Question

Calculate the pH of $0.5{{ }}L$ of a $0.2M\;N{H_4}Cl - \;0.2M\;N{H_3}$ ​ buffer before and after addition of (a) $0.05$mole of $NaOH$and (b) $0.05$ mole of $HCI$. Assume that the volume remains constant.
[Given: $pKb{{ }}of{{ }}N{H_3} = 4.74\;$ ]

Answer 1

Hint: a buffer solution is known for its ability to resist a change in its own $pH$even after addition of an acid or base. Using the values of $pKb$ and the concentrations of the buffer solution we can find the $pH$ of the solution through the formula,
$pOH = pKb + \log \left[ {\dfrac{{salt}}{{base}}} \right]$
where $pOH$ and $pKb$ is the measure of the basicity of solution
$\left[ {\dfrac{{salt}}{{base}}} \right]$ is the concentration of both salt and base.
$pH = pKa + \log \left[ {\dfrac{{salt}}{{acid}}} \right]$
$pH$ and $pKa$ is the measure of acidity

Formula used: Where the concentration of salt and base and acid is required.
$pOH = pKb + \log \left[ {\dfrac{{salt}}{{base}}} \right]$

Complete step by step answer:
Buffer solution is an important mixture that can remain at the same level of pH despite the addition of an acid or base in small quantities.
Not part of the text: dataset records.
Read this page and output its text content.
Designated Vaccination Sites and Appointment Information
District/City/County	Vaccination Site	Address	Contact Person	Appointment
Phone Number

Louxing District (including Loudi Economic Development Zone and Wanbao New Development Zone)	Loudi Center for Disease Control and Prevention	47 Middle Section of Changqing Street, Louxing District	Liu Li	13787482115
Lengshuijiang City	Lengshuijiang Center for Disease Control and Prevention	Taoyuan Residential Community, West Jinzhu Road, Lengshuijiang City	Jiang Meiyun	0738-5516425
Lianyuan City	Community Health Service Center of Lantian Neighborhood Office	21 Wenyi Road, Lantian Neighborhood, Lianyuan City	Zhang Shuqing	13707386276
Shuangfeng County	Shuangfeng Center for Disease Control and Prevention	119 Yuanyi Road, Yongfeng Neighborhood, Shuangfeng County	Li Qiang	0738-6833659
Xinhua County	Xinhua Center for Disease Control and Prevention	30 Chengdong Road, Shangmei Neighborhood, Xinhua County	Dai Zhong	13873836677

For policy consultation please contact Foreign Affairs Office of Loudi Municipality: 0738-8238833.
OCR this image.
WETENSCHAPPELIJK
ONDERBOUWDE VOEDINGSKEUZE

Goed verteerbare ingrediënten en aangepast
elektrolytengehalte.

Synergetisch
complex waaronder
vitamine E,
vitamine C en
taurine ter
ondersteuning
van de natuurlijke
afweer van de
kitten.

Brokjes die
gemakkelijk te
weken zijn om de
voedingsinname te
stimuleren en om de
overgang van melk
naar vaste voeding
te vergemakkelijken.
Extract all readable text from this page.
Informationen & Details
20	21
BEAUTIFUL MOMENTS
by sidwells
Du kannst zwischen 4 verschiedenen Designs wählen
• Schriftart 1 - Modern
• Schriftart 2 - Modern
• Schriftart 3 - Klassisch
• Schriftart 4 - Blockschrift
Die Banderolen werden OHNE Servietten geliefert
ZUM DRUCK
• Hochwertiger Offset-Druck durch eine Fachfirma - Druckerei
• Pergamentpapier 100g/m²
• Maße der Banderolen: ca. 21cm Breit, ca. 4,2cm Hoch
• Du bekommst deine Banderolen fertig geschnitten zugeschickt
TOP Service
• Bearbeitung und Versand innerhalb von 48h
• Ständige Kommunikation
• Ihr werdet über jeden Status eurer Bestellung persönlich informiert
There are two types of buffer solutions:
The acidic buffer solution which consists of a weak acid and the salt of this weak acid. It has a pH below $7$ . It has a very important role in blood in the regulation of the blood.
The basic buffer consists of a weak base and the salt of this weak base. It has a $pH$above $7$ .
The above question has three parts. It will be helpful to solve it one by one systematically:
The first part is to find the $pH$of the solution before addition of any external base or acid.
This can be found using the following steps:
$pOH = pKb + \log \left( {\dfrac{{salt}}{{base}}} \right)$
It is given that :
$pKb{{ }}of{{ }}N{H_3} = 4.74\;$
The concentration of salt ammonium chloride = $0.2M$
Concentration of base, $N{H_3}$ = $0.2M$
On substituting the values , we get

$ \Rightarrow 4.74 + \log \left[ {\dfrac{{0.2}}{{0.2}}} \right]$
Dividing the numerator and denominator, we get,
$ \Rightarrow 4.74 + \log \left[ 1 \right]$
$pOH = 4.74$
Now that we have found pOH we can find pH using the steps below:
$pH + pOH = 14$
$pH = 14 - pOH$
Plugging in the value of pOH, we get,
$pH = 14 - 4.74$
$pH = 9.26$
Therefore, the answer to the first part is $9.26$.
This step involves addition of base $NaOH$. The pOH is obtained first using the steps mentioned below. On finding pOH we can find the pH later.
the concentration of base, $NaOH$ = $0.05M$
concentration of salt, $N{H_4}Cl$ = $0.2M$
substituting these values, we get,
$pOH = 4.74 + \log \left[ {\dfrac{{0.2}}{{0.05}}} \right]$
plugging in the values of concentration of salt and base, we get,
$ \Rightarrow 4.74 + \log \left[ 4 \right]$
$ \Rightarrow 4.74 + 0.63$
$ \Rightarrow 5.37$
To find the pH, we need to follow the steps below,
$pH + pOH = 14$
$pH = 14 - 5.37$
The answer we get is,
$pH = 8.63$
The answer to the question will be $8.63$on addition of base.
The next step is adding acid $HCl$. The pH can be derived as follows:
$pH = pKb + \log \left[ {\dfrac{{salt}}{{acid}}} \right]$
concentration of salt, = $0.2M$
concentration of acid $HCl$ = $0.05M$
plugging these values we get,
$pH = 4.74 + \log \left[ {\dfrac{{0.2}}{{0.05}}} \right]$
After dividing the two concentrations of salt and acid, we get
$pH = 4.74 + \log 4$
$pH = 4.74 + 0.63$
Therefore, the answer to the question will be,
$pH = 5.37$
Therefore, the answer to the second part of the question is $5.37$.

Note: Remember that if the buffer is primarily basic then we have to use the $pKb$ to find the $pOH$and only then can we find the $pH$ . It is important to distinguish whether the buffer is a basic buffer or an acidic buffer.